Sümeyye Hanım ne şık olmayan bu durumu ne de bir devlet tiyatrosunda oyun izliyor olmayı umursamış, sakız çiğnemiş.

Oyuncudan önce, yan koltukta oturanlar tarafından ikaz edilmeliydi oysa. İş konsantrasyonu bozulan oyuncuya kalmış.

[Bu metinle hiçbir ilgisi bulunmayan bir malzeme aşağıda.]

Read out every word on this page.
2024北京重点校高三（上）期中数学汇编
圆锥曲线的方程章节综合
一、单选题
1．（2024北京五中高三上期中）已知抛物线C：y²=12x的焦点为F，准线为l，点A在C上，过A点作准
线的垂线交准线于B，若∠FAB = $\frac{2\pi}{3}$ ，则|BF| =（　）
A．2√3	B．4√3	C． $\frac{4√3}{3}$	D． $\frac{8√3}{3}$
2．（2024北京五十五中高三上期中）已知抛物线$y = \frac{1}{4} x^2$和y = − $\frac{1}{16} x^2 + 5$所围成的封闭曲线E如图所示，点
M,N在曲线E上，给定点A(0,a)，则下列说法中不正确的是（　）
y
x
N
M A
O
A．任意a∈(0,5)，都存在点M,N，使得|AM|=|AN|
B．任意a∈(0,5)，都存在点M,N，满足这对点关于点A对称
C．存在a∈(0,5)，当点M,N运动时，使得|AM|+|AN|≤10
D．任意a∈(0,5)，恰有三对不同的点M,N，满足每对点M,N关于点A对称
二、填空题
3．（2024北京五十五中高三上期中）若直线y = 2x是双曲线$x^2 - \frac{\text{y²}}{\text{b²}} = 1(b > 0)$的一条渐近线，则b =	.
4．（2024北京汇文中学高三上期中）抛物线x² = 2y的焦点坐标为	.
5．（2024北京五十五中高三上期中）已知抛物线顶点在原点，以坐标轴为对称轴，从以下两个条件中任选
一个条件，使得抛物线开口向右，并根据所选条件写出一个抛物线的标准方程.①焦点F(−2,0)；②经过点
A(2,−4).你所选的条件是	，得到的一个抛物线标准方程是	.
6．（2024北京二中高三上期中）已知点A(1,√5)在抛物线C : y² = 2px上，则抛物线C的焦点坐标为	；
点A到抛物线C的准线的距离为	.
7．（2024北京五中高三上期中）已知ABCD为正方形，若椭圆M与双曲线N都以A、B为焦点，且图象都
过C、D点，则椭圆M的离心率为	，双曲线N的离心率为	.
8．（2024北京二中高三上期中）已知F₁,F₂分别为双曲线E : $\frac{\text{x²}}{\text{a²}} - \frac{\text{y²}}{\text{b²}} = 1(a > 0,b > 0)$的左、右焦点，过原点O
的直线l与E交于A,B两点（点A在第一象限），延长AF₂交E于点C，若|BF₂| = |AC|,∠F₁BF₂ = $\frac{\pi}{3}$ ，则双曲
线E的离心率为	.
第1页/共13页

Umarım Başbakan, kendisinden büyük beklentileri olduğu kızına gerekli ikazı yapmıştır. Benim bildiğim Erdoğan oyuncuya kızmak yerine kızına kızar.

AKLIMDA KALAN

Ağzımızın tadının bozulması: Asabi şef Batuhan’ı birkaç saniye izlemeye ancak dayanabildim. Kimdir bu adam merakımdan harcadım o birkaç saniyeyi de. Saldırgan bir duruşu var. Kaptı mı kepçeyi karşısındakinin kafasına geçirebilir her an. Sesi, tavrı aşağılama kokuyor. Oysa bastıbacağın teki. Onun baştan aşağı itici haline bakarken, “Yaptığın yemek de sana benziyor, tadı tuzu yok” diyen ifadesini izlerken içimden tıslayan bir itiraz yükseliyor. “Biz sevgiyle yapılan her yemek güzeldir” şeklinde düşünmeyi öğrenmiştik. Yaptığımız yemeğe yüreğimizi koyarsak yemeğin de ağzımızın da tadı eksik olmaz diye bilirdik. Şimdi o yarışmacı aşçılar, Batuhan’a duydukları nefretle hangi yemeği yapsalar bir şeye benzemez ki… Önce “Yemekteyiz”le evsahiplerinin ardından konuşan misafirleri ödüllendirdik, şimdi de nefretle yapılan yemekleri ödüllendirmeye çalışıyoruz. Biz eskiden, iyi olan bir şeye vermez miydik bu ödül denen mereti?